Namazı dosdoğru kılmamız da bize emrolundu. Yani biz hem İslâm ile hem de namazı dosdoğru kılmakla emrolunduk. Namazın dosdoğru kılınması (ikamesi), meşru kılınmış olduğu en mükemmel şekliyle yerine getirilmesidir. Bu sebep ise Allah’a seslenmekle nefsin arındırılması, hayasızlıktan ve çirkin işlerden uzak kalınmasıdır.

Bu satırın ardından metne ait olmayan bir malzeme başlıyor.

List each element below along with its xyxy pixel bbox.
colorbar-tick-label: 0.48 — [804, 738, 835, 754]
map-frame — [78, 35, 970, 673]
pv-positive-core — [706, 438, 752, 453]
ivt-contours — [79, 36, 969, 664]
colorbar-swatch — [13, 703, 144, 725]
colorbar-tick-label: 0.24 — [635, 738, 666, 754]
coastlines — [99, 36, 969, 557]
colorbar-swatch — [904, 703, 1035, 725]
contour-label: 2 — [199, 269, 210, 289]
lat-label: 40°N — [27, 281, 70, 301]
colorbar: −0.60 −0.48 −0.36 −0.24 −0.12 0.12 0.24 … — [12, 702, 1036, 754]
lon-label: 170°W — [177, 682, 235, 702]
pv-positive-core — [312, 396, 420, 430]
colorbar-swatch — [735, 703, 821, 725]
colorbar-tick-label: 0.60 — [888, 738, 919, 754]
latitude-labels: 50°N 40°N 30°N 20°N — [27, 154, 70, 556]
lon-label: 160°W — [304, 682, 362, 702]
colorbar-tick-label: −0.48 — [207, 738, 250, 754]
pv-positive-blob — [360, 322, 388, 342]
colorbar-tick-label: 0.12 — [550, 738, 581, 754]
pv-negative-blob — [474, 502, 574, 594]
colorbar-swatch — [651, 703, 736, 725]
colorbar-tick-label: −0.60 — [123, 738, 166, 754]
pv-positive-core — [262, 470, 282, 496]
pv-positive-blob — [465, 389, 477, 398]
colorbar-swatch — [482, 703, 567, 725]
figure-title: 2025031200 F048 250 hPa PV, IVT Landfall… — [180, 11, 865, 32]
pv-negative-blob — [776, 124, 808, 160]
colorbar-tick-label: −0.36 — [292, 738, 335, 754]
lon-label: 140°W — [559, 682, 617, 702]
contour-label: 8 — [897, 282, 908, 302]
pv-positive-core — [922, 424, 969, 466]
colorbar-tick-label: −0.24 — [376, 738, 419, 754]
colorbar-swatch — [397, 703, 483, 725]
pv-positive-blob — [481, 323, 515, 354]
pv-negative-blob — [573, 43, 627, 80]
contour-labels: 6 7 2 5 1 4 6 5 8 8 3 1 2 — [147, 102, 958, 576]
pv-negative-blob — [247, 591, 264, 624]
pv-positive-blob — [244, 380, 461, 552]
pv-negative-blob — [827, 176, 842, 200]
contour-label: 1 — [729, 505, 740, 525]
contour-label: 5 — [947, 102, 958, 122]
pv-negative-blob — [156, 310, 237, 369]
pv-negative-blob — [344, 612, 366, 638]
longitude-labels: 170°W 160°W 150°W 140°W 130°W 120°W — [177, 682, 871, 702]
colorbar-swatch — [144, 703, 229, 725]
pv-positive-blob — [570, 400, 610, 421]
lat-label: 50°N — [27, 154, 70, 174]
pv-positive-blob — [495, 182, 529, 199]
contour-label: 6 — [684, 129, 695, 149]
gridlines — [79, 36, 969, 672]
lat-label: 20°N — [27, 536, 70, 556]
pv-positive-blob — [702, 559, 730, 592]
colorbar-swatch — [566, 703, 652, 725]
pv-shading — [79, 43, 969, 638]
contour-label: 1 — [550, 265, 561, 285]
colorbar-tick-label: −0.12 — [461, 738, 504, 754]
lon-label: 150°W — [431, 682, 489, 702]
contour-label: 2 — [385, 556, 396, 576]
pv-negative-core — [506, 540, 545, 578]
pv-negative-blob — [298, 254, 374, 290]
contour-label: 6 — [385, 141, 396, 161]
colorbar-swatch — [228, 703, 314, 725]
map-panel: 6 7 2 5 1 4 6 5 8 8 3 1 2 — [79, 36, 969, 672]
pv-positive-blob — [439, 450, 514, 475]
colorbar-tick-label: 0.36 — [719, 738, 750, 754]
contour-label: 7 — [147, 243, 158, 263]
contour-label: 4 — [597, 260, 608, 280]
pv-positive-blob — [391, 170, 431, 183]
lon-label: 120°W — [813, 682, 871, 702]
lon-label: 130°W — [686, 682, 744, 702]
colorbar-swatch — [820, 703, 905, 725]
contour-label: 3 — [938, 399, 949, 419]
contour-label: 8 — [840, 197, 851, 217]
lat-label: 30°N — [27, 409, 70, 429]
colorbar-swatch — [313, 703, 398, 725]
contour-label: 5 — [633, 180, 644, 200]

Aynı şekilde bize takvalı olmamız da emrolundu. Takva ise Allah’ın dinine ve şeriatına muhalefeti gösteren fiil ve tavırlardan sakınmaktır. Yani bizler şu üç hususla emrolunmuş bulunuyoruz. Bunlar, şirk koşmaksızın Allah’a ihlâsla yönelmek, namazı kılmak ve yalnızca Allah’a ibadet etmek, gizli ve açık bütün hallerimizde takvaya uygun hareket etmek. Kıyamet gününde huzurunda top­lanıp haşrolunacağınız Yüce Allah’tır ve dönüş yalnızca O’nadır. Amelleriniz­den dolayı sizleri hesaba çekecek, amellerinizin karşılığını verecektir. O bakım­dan O’ndan başkasına ibadet etmenin akılla, hikmetle, menfaatle en ufak bir ilgisi olamaz.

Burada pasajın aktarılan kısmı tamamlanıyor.